冷血なアタシだが、この時は確実に「ころす!」と昂ぶった。
「教授、この白蜥蜴めっさ睨んでませんか…?」
「ほっほ。しばしの我慢。しばしの我慢。いやはや、黒曜石の瞳が美しいのお」
「めっちゃ睨んでるめっちゃ睨んでる・・・!」
******
はてさて、ここは魔法のある和風な世界。山奥にちょこんと建てられた教授の個人的な研究室。先ほどのは教授とその助手の会話。

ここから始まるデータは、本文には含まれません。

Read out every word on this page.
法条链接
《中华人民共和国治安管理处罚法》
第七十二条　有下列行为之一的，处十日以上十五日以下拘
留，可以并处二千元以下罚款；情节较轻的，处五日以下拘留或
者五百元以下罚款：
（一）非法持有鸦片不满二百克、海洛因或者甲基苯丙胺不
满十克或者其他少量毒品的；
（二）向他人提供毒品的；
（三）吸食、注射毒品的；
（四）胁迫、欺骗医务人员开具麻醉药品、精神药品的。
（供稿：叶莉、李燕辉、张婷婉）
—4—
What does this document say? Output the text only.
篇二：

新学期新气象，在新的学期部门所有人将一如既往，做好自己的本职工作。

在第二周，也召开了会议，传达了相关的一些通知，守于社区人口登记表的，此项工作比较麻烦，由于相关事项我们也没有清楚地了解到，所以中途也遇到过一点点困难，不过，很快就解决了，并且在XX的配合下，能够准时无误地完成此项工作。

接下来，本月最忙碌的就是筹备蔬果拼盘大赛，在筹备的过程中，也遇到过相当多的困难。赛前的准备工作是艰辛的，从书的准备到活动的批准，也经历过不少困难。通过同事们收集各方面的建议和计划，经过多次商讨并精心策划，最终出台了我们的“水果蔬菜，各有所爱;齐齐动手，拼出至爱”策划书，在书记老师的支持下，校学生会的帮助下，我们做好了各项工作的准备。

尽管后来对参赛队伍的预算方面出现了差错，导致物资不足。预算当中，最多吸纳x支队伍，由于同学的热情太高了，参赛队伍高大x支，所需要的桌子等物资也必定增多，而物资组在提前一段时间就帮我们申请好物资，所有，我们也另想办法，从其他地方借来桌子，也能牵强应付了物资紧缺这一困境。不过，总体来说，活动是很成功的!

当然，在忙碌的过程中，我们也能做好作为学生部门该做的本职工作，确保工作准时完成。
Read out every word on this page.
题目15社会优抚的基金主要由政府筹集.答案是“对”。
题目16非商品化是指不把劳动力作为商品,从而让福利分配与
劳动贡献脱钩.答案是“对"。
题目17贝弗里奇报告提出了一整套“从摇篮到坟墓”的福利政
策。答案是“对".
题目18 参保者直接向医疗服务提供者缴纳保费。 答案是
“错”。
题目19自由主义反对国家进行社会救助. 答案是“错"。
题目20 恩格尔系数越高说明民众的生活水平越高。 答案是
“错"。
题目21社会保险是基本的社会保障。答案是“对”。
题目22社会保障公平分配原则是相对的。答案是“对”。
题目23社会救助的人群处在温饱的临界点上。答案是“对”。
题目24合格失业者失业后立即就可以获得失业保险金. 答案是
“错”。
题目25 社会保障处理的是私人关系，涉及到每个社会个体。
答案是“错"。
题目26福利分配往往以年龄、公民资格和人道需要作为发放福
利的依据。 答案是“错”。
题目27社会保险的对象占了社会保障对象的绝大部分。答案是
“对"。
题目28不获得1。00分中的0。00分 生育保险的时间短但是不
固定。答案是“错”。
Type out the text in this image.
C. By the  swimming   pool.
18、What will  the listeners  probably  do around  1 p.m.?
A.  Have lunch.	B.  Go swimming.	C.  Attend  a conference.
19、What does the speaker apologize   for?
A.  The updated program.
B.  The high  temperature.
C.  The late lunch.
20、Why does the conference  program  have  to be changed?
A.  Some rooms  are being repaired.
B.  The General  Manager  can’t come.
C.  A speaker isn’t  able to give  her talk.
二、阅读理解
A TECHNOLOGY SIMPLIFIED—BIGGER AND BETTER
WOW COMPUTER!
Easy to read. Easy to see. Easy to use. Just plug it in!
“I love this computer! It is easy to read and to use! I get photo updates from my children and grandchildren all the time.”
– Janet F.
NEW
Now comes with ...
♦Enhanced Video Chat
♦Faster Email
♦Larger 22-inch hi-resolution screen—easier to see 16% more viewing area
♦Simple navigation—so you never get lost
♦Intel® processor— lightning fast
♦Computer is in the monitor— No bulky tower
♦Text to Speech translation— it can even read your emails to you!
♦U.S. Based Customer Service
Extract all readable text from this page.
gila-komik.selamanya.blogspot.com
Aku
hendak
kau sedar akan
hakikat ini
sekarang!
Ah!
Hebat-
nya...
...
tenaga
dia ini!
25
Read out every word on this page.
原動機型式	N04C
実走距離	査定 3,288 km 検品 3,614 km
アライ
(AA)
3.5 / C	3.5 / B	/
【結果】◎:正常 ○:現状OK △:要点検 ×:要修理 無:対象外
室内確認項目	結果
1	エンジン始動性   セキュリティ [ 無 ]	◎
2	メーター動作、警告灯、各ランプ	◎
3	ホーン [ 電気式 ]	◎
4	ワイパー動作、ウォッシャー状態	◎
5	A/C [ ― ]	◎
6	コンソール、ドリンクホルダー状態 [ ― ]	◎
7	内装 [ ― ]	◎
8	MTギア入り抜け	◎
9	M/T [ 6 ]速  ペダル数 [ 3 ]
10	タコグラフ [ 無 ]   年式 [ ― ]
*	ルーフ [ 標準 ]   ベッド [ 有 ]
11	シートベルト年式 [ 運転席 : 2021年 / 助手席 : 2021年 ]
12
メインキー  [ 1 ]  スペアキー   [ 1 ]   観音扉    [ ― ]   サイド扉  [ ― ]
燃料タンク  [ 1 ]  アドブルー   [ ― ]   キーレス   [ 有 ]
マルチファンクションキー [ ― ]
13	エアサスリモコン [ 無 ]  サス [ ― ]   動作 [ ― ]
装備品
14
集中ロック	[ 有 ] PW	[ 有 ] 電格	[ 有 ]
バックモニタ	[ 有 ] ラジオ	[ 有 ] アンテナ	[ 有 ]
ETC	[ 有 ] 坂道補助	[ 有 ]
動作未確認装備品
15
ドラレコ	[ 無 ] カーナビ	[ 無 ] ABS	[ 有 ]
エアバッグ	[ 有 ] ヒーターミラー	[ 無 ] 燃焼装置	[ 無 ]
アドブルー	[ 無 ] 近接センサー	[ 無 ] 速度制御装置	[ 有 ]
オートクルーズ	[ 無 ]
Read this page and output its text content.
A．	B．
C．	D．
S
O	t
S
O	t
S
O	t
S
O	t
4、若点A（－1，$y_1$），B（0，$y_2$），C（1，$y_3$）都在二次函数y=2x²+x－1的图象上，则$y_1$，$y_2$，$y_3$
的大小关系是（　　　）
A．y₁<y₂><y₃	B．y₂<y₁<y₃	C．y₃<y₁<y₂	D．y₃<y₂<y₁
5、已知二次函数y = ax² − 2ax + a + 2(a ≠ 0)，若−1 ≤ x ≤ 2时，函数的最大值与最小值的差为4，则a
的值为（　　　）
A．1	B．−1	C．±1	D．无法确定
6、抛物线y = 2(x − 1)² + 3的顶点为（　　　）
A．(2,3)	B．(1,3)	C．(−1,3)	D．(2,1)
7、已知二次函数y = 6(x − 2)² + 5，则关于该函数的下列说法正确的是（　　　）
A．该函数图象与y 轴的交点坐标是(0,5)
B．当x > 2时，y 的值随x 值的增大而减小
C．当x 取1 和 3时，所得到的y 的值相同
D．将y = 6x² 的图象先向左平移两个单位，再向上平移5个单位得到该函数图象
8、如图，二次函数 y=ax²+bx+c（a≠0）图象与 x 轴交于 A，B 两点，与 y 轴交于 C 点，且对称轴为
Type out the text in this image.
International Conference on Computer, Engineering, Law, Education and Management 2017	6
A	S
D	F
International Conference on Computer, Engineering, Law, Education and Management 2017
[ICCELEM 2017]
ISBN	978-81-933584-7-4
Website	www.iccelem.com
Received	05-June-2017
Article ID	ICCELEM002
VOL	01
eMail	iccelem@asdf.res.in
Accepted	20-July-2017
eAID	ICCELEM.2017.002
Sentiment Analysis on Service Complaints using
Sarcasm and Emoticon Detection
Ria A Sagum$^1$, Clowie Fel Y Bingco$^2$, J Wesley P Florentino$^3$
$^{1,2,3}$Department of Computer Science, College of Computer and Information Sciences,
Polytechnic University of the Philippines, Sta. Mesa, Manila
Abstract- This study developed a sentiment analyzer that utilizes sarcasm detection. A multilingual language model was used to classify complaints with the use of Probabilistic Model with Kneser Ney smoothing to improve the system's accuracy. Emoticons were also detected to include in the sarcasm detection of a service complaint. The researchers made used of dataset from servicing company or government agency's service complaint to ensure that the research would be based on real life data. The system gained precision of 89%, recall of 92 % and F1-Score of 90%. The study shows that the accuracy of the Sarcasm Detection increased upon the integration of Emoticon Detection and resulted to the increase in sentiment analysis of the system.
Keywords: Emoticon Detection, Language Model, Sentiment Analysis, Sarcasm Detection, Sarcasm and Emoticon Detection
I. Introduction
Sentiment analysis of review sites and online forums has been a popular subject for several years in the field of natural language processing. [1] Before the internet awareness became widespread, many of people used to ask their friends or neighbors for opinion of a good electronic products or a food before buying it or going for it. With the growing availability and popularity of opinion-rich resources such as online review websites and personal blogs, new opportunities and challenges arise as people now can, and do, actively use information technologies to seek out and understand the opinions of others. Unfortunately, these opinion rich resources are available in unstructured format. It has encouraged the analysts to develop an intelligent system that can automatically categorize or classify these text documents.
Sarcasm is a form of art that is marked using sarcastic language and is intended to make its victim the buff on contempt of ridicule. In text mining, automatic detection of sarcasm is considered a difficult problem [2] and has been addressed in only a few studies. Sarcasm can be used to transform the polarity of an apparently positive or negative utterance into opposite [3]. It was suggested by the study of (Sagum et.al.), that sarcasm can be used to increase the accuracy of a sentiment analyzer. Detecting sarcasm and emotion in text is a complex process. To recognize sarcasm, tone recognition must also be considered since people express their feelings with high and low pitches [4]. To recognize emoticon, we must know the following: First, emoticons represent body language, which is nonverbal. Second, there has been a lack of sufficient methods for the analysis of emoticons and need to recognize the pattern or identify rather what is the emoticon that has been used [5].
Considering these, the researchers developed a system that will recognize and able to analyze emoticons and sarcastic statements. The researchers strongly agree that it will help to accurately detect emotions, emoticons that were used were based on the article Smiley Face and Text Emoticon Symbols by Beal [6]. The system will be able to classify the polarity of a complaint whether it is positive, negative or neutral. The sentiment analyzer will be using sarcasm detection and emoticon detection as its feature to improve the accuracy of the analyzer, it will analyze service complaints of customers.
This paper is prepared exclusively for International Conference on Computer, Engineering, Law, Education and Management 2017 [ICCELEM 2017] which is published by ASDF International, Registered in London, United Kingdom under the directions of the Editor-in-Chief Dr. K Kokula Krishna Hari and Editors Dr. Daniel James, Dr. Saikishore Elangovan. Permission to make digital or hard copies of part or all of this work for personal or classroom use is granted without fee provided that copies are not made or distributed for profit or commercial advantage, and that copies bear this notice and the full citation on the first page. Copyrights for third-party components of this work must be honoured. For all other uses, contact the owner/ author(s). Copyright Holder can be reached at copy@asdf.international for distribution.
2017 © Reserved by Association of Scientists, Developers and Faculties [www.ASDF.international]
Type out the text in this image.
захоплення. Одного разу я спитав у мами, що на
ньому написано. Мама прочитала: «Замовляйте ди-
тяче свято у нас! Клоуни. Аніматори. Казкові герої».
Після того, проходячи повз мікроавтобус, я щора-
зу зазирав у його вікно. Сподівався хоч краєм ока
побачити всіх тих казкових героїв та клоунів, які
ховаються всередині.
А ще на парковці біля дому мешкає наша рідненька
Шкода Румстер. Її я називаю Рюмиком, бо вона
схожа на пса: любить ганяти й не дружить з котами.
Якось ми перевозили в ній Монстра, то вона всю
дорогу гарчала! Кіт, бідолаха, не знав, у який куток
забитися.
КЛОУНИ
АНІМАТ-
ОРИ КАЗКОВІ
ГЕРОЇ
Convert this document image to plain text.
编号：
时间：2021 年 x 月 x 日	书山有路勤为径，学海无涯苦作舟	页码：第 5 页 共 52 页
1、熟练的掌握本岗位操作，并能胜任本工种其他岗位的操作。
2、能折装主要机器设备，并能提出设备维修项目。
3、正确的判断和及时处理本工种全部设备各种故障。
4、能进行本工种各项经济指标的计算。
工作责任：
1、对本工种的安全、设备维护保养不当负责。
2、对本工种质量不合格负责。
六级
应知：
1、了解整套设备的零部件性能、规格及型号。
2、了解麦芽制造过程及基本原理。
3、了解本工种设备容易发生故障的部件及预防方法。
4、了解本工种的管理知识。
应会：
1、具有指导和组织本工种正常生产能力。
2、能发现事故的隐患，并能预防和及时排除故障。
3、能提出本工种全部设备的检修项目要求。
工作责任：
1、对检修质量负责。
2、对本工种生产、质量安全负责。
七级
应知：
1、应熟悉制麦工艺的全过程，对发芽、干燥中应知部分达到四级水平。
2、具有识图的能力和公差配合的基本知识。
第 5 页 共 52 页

「もう!僕、恨まれるの嫌ですからね!買いだし行ってきます!」
助手の少年はエコバッグを手に移転魔法を使って行ってしまった。
「ほっほ。まあ、この子が眠りにつくにはあいつがいると騒がしいからの…」
アタシに優しいまなざしを向けていたことなんて知らない。
…だって、だってアタシは
「(死ぬ…!死ぬ…!)」
喉に丸くて硬いを詰まらせていたんだから。
教授は閉じ込めた蜥蜴を見た。
「これは 私の娘なんだよ」私はしてはいけないことをした…。
部屋には教授一人だが、
彼は助手がいなくなったとたん表情をなくすと白衣を脱いで、下に着ていたとっくりの黒いセーターも脱いだ。静電気なのか小さくぱちぱち鳴る。
彼の体は顔よりも歳をとっていた。
異常に細い上半身は白く、艶がないが 皺はない。
よるべき皮膚が背中に向かっていっていた。
「…」
教授がおっくうそうに曲げた背骨には 黒くまがまがしいものが埋まっていた。
陥没した そこに皮膚がひっぱられてひきつっている。
彼の背骨は濡れているのかと思うくらいうるうると光を反射している。
教授はそれに手を伸ばすと 思いっきり、引き剥いだ。
ぱぱちゃんは、教授ちゃん。です。あは。